Pour les décideurs politiques américains, le Liban n'est plus un projet humanitaire ; c'est un point de friction géopolitique en Méditerranée orientale. La découverte de la richesse en hydrocarbures du bassin du Levant - estimée à 122 billions de pieds cubes de gaz naturel - a transformé la sécurité intérieure du Liban d'une question locale en une variable critique pour la sécurité énergétique occidentale. Le "Lobby de la Souveraineté" présente l'évaluation stratégique suivante : le potentiel de 35 milliards de dollars du Liban est pris en otage par le veto militaire du Hezbollah. Pour les États-Unis, le choix est clair : soit imposer le monopole de la force de l'État pour sécuriser un nouveau hub énergétique occidental, soit permettre à la Méditerranée de devenir un lac iranien en conflit permanent.
I. Le "Veto à la Prospérité" : Pourquoi l'Investissement est Paralysé
Malgré l'accord maritime de 2022, le Liban reste une zone "à Haut Risque" pour les grandes entreprises énergétiques mondiales. En janvier 2025, TotalEnergies a signalé une reconsidération de ses opérations en raison de "l'environnement sécuritaire en détérioration".
La Prime de Sécurité : Aucun conseil d'administration occidental n'autorisera l'investissement de 5 à 10 milliards de dollars dans les infrastructures nécessaires à l'extraction en eaux profondes tant qu'une milice soutenue par l'Iran conserve la capacité de déclencher une guerre régionale à volonté.
Le Sabotage de la Reprise : En maintenant une "ambiguïté stratégique" à la frontière, le Hezbollah impose effectivement une taxe de 100 % sur la prospérité libanaise, garantissant que l'État reste trop en faillite pour contester les services sociaux de "l'État parallèle" de la milice.
II. Intérêts Nationaux Américains : La Barrière de Sécurité Méditerranéenne
Le pivot stratégique américain au Moyen-Orient nécessite une "Ancre Nord" stable pour les Accords d'Abraham et le Forum du Gaz de la Méditerranée Orientale (EMGF).

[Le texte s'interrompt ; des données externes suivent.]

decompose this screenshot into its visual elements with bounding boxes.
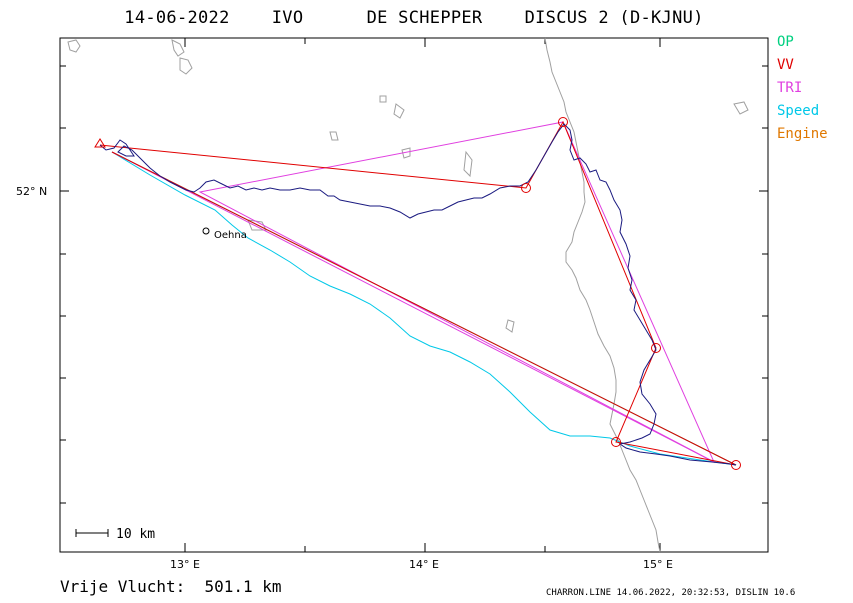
scale-bar [75, 529, 109, 537]
footer-credit: CHARRON.LINE 14.06.2022, 20:32:53, DISLI… [546, 588, 796, 598]
speed-track [111, 151, 737, 466]
legend-speed: Speed [777, 103, 820, 119]
flight-title: 14-06-2022 IVO DE SCHEPPER DISCUS 2 (D-K… [124, 8, 704, 28]
start-marker [94, 138, 106, 148]
lakes [67, 39, 749, 333]
border-line [544, 37, 661, 553]
map-frame [59, 37, 769, 553]
y-tick-label-52n: 52° N [16, 185, 47, 198]
y-axis-ticks [60, 65, 768, 504]
place-oehna-marker [202, 227, 210, 235]
free-flight-distance: Vrije Vlucht: 501.1 km [60, 577, 282, 596]
legend-vv: VV [777, 57, 794, 73]
x-tick-label-15e: 15° E [643, 558, 673, 571]
flight-track [99, 123, 737, 466]
turnpoint-markers [94, 117, 741, 470]
legend-tri: TRI [777, 80, 803, 96]
x-tick-label-14e: 14° E [409, 558, 439, 571]
vv-route [99, 120, 737, 466]
place-oehna-label: Oehna [214, 230, 247, 241]
turnpoint-2 [521, 183, 531, 193]
turnpoint-5 [731, 460, 741, 470]
legend-op: OP [777, 34, 794, 50]
turnpoint-3 [651, 343, 661, 353]
x-axis-ticks [184, 38, 661, 552]
legend-engine: Engine [777, 126, 828, 142]
tri-route-leg [111, 151, 715, 463]
x-tick-label-13e: 13° E [170, 558, 200, 571]
turnpoint-1 [558, 117, 568, 127]
scale-bar-label: 10 km [116, 527, 155, 542]
turnpoint-4 [611, 437, 621, 447]
tri-route [198, 121, 716, 464]
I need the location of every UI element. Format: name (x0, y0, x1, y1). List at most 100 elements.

Indépendance Énergétique pour les Alliés : Un Liban souverain intégré dans l'EMGF fournit une source d'énergie redondante pour l'Europe, érodant davantage l'influence énergétique de la Russie et stabilisant les économies d'alliés clés des États-Unis comme Chypre et la Grèce.
Contrer la Chine et la Russie : Le vide sécuritaire actuel au Liban invite à "l'investissement prédateur" de l'Est. La Russie cherche la profondeur navale méditerranéenne, tandis que la Chine cible les ports de Tripoli et de Beyrouth. Un Liban dominé par les milices est la porte d'entrée de cet empiétement.
Mettre Fin à "l'Économie de Cash" : Le potentiel de gaz de 35 milliards de dollars est la seule alternative viable à l'économie narco-illicite (Captagon) et au blanchiment d'argent iranien qui soutiennent actuellement le système financier libanais.
III. La Menace d'Infiltration : Garder l'Infrastructure
Une menace majeure pour les intérêts énergétiques américains est l'infiltration des Forces Armées Libanaises (FAL) par l'Unité 900 du Hezbollah.
Risque Opérationnel : Si les forces de sécurité chargées de protéger les plateformes offshore et les pipelines sont compromises par des éléments pro-Assad ou pro-Hezbollah, les États-Unis subventionnent effectivement la collecte de renseignements de leurs adversaires.
Mandat Politique : Le soutien américain aux FAL en 2026 doit être transactionnel. Le financement devrait être conditionné à un "contrôle et une purge" transparents des nœuds de l'Unité 900 pour garantir que le matériel militaire financé par l'Occident ne soit pas utilisé pour protéger les routes de contrebande alignées sur les milices.
IV. Conclusion : Réalisme Plutôt que Rhétorique
Les États-Unis doivent cesser de traiter la souveraineté libanaise comme un "objectif" et commencer à la traiter comme un prérequis. Les 35 milliards de dollars de revenus gaziers ne sont pas seulement une bouée de sauvetage pour le Liban ; c'est un atout stratégique pour l'alliance occidentale.
Le Pivot Politique Américain pour 2026 :
Imposer le Monopole : Pas de soutien supplémentaire du FMI ou de la Banque mondiale sans le désarmement physique des acteurs non étatiques.
Isolation Stratégique : Traiter tout acteur politique bloquant le "Plan de Désarmement d'Août 2025" comme une menace directe à la sécurité énergétique américaine.
Le Corridor Souverain : Accélérer l'adhésion du Liban à l'EMGF, conditionnée au déploiement de FAL "contrôlées" à tous les points frontaliers maritimes et terrestres.